06-07-2018, 20:32
Babası 'Çılgın Otto' tarafından, ahlakı bozuk amcası Leopold'un yükselişini engellemek için karanlık yabancı Vlad ile alelacele bir şekilde evlendirilen Isabella kısa süre içinde, yalnızca bir isim almaktan çok öte bir şekilde tam bir von Carstein'a dönüştü. Zaten narsist, mağrur ve son derece ahlaksız olduğundan, Sylvania tahtının varisi pek çok açıdan Kan Öpücüğü için ideal bir adaydı. Başka taliplerinin tiksindirici, söz bozan nitelikleri olabilirdi, ancak Vlad von Carstein için bunların hiçbiri söylenemezdi.
Isabella'ya göre bu evlilik ilk başlarda tamamen çıkarlar için münasip görülen bir eylem olsa da, aylar geçtikçe, Isabella'nın tılsımlara karşı sahip olduğu doğal direnç, Vlad'in solgun gelinine büyük bir aşkla bağlanmasına sebep oldu ve Isabella da kocasına tutuldu. Vlad her ne kadar eşinin Kan Öpücüğü'nün tadına bakmaya dair taleplerine karşı gelmeye çalışmış olsa da, soğuk bir güzelliğe sahip yeni eşi korkunç, soldurucu bir hastalıkla ölümün tehdidi altına girdiğinde, onu Ölümden Döndürmeye zorlandı. Onsuz olmayacağını anladığında, Vlad ölmekte olan Isabella'ya çok arzuladığı öpücüğü verdi ve onu Geceyarısı Aristokrasisi'nin menfur safları arasına kattı.

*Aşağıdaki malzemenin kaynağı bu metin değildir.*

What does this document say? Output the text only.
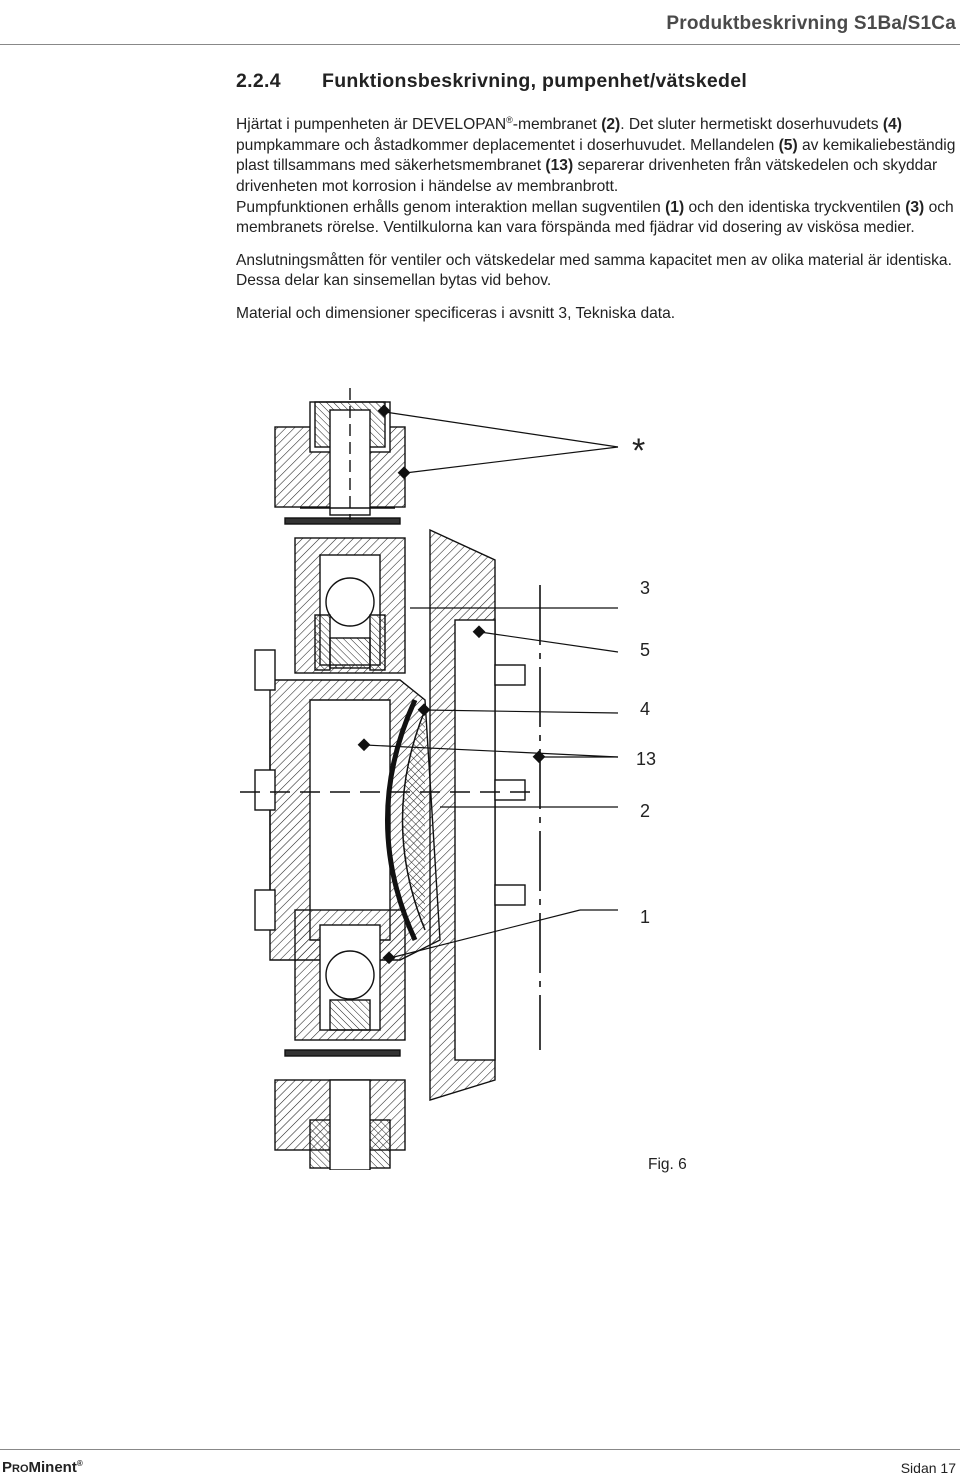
Produktbeskrivning S1Ba/S1Ca
2.2.4 Funktionsbeskrivning, pumpenhet/vätskedel

Hjärtat i pumpenheten är DEVELOPAN®-membranet (2). Det sluter hermetiskt doserhuvudets (4) pumpkammare och åstadkommer deplacementet i doserhuvudet. Mellandelen (5) av kemikaliebeständig plast tillsammans med säkerhetsmembranet (13) separerar drivenheten från vätskedelen och skyddar drivenheten mot korrosion i händelse av membranbrott.
Pumpfunktionen erhålls genom interaktion mellan sugventilen (1) och den identiska tryckventilen (3) och membranets rörelse. Ventilkulorna kan vara förspända med fjädrar vid dosering av viskösa medier.

Anslutningsmåtten för ventiler och vätskedelar med samma kapacitet men av olika material är identiska. Dessa delar kan sinsemellan bytas vid behov.

Material och dimensioner specificeras i avsnitt 3, Tekniska data.

*
3
5
4
13
2
1
Fig. 6
PROMinent®	Sidan 17
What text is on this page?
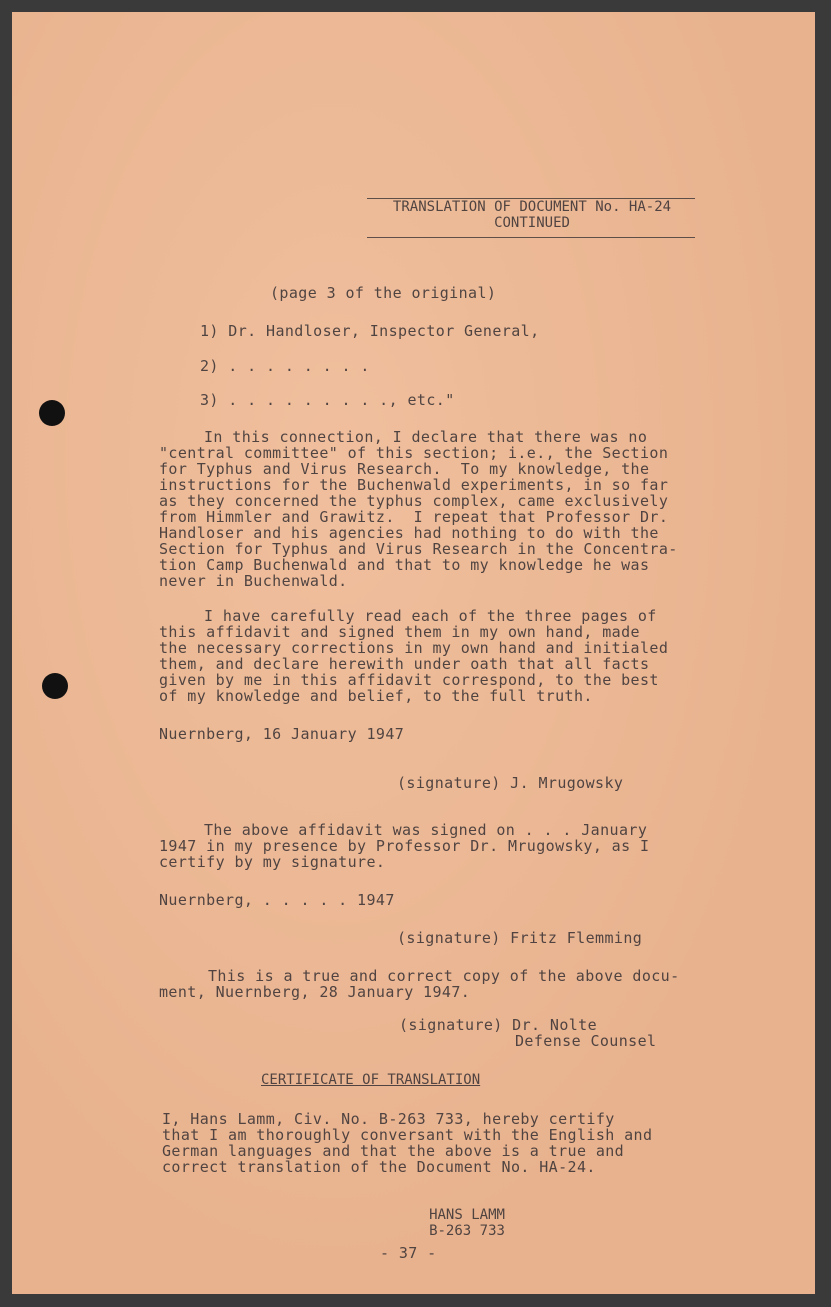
TRANSLATION OF DOCUMENT No. HA-24
CONTINUED
(page 3 of the original)
1) Dr. Handloser, Inspector General,
2) . . . . . . . .
3) . . . . . . . . ., etc."
In this connection, I declare that there was no
"central committee" of this section; i.e., the Section
for Typhus and Virus Research.  To my knowledge, the
instructions for the Buchenwald experiments, in so far
as they concerned the typhus complex, came exclusively
from Himmler and Grawitz.  I repeat that Professor Dr.
Handloser and his agencies had nothing to do with the
Section for Typhus and Virus Research in the Concentra-
tion Camp Buchenwald and that to my knowledge he was
never in Buchenwald.
I have carefully read each of the three pages of
this affidavit and signed them in my own hand, made
the necessary corrections in my own hand and initialed
them, and declare herewith under oath that all facts
given by me in this affidavit correspond, to the best
of my knowledge and belief, to the full truth.
Nuernberg, 16 January 1947
(signature) J. Mrugowsky
The above affidavit was signed on . . . January
1947 in my presence by Professor Dr. Mrugowsky, as I
certify by my signature.
Nuernberg, . . . . . 1947
(signature) Fritz Flemming
This is a true and correct copy of the above docu-
ment, Nuernberg, 28 January 1947.
(signature) Dr. Nolte
Defense Counsel
CERTIFICATE OF TRANSLATION
I, Hans Lamm, Civ. No. B-263 733, hereby certify
that I am thoroughly conversant with the English and
German languages and that the above is a true and
correct translation of the Document No. HA-24.
HANS LAMM
B-263 733
- 37 -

Bu çift o zamandan beri her daim bir arada kaldı; Vlad'in yanında gururla duran Isabella, onun güce ve İmparatorlukla ötesinde kalan topraklara duyduğu hakimiyet isteğine olan arzusunu kamçıladı. Savaş alanında, birbirlerinin yanında savaşırlarken, her ikisi de birbirinin mevcudiyetinden güç alır. Isabella von Carstein, Bathori'nin Kan Kadehi'ni her daim yanında taşır; kana susamış atasına ait olan ve her zaman taze kanla dolup taşan altın bir kadeh. Arbedenin orta yerinde bile bu sürekli bu kadehten yudumlar alır; kan yaralarını neredeyse anında iyileştirir ve düşmanlarını hayretlere düşürür, ölümcül darbelerin canlarını alması için!